You’re experiencing something that every network admin has been through: a user placed a router in your network and is handing out IP addresses.
It’s your job to locate this user and you can use the tools as mentioned before (twice) and I will explain again:
- Get the MAC address of the DHCP server by pinging it and checking your ARP tables ( arp -a in windows or IP > arp table in MT )
- Locate the MAC address in your switch host table or bridge host table
As for step 2, the HP switch does also keep track of MAC addresses. Telnet/SSH to the switch (or maybe it has a web management interface), go to the address database and find the (in step 1) acquired MAC address.
Now, blocking in MT bridge is no use as most of your client devices and the DHCP server will be connected to the switch and not to the MT directly.
Either disconnect the port which is associated with the MAC address, find the owner or use the switches management functions ( lockout-mac, port-security ) to lock out the device.
Could be, it is hard to tell what the impact will be. By adding your interface ports to the bridge, the bridge becomes the logical interface and you should use the bridge in all further configuration (eg dhcp-server). In my opinion it shouldn’t work right now, but it does. By correcting it you could prevent unexpected failure in upcoming upgrades or configuration changes.
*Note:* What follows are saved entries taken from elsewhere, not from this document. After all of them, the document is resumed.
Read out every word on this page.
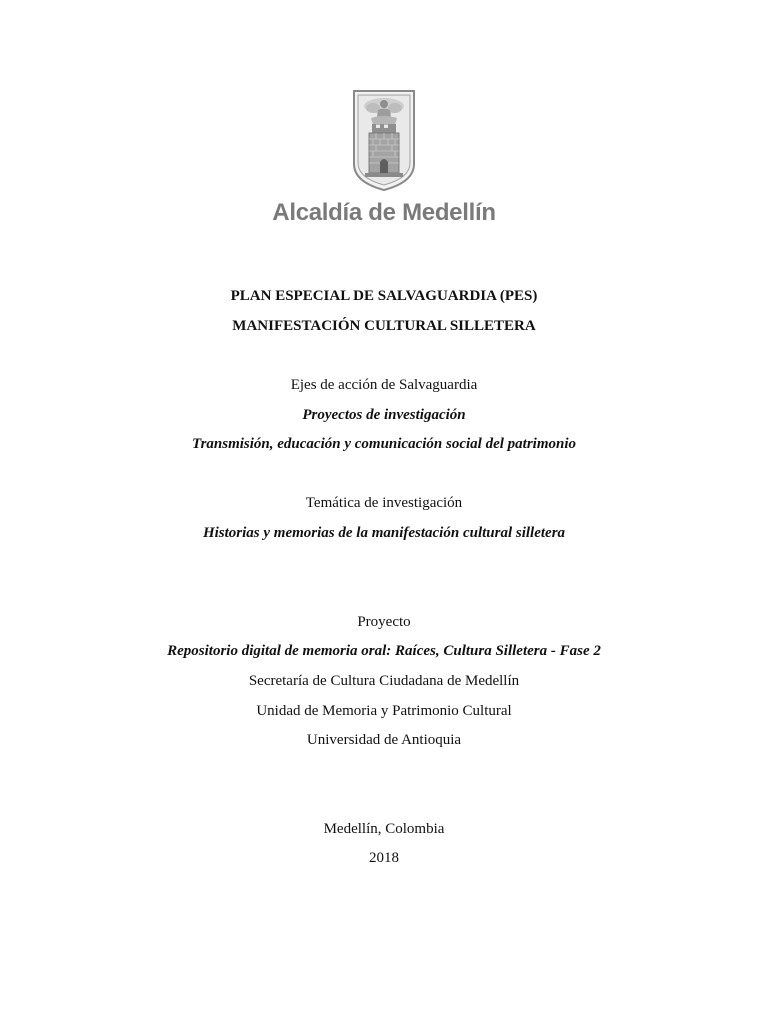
Alcaldía de Medellín
PLAN ESPECIAL DE SALVAGUARDIA (PES)
MANIFESTACIÓN CULTURAL SILLETERA
Ejes de acción de Salvaguardia
Proyectos de investigación
Transmisión, educación y comunicación social del patrimonio
Temática de investigación
Historias y memorias de la manifestación cultural silletera
Proyecto
Repositorio digital de memoria oral: Raíces, Cultura Silletera - Fase 2
Secretaría de Cultura Ciudadana de Medellín
Unidad de Memoria y Patrimonio Cultural
Universidad de Antioquia
Medellín, Colombia
2018
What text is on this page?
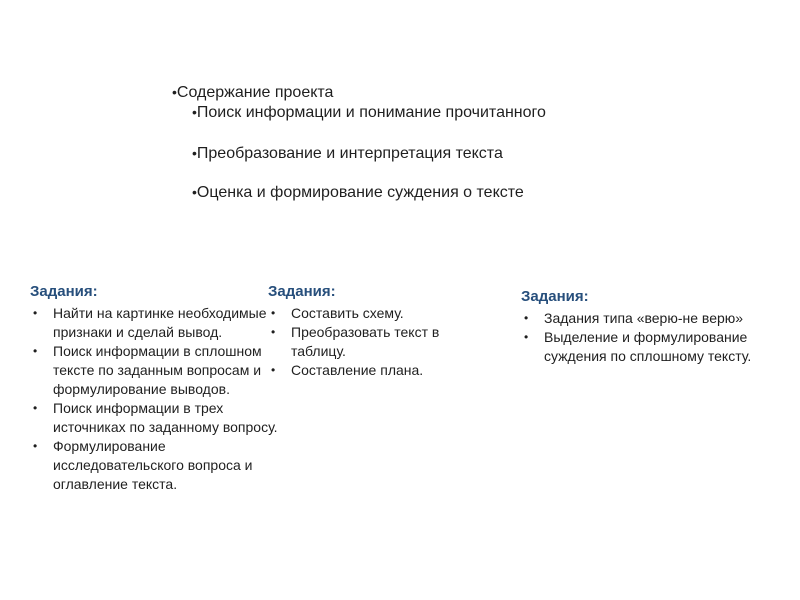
•Содержание проекта
•Поиск информации и понимание прочитанного
•Преобразование и интерпретация текста
•Оценка и формирование суждения о тексте
Задания:
• Найти на картинке необходимые признаки и сделай вывод.
• Поиск информации в сплошном тексте по заданным вопросам и формулирование выводов.
• Поиск информации в трех источниках по заданному вопросу.
• Формулирование исследовательского вопроса и оглавление текста.
Задания:
• Составить схему.
• Преобразовать текст в таблицу.
• Составление плана.
Задания:
• Задания типа «верю-не верю»
• Выделение и формулирование суждения по сплошному тексту.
I’ve already done 1 and 2; I was stuck on what to do with the info once I acquired it. I’ll see if I can figure out who it is. Thanks for your assistance.
I’ll have to wait until off-hours to change the configuration of the MT based on your suggestion, so I don’t screw anything up while people are on the network.
Where in the MT configuration would I make the change you recommended?
This isn’t exactly anything we didn’t already know, but I find it interesting that there are 2 devices that are registering as DHCP servers. Since the MT recognizes them as DHCP servers, is there no way to configure the MT to always act as the priority DHCP server, even if other servers are found? Is there any importance to the fact that the IP being assigned is always X.150, regardless of the MAC ID?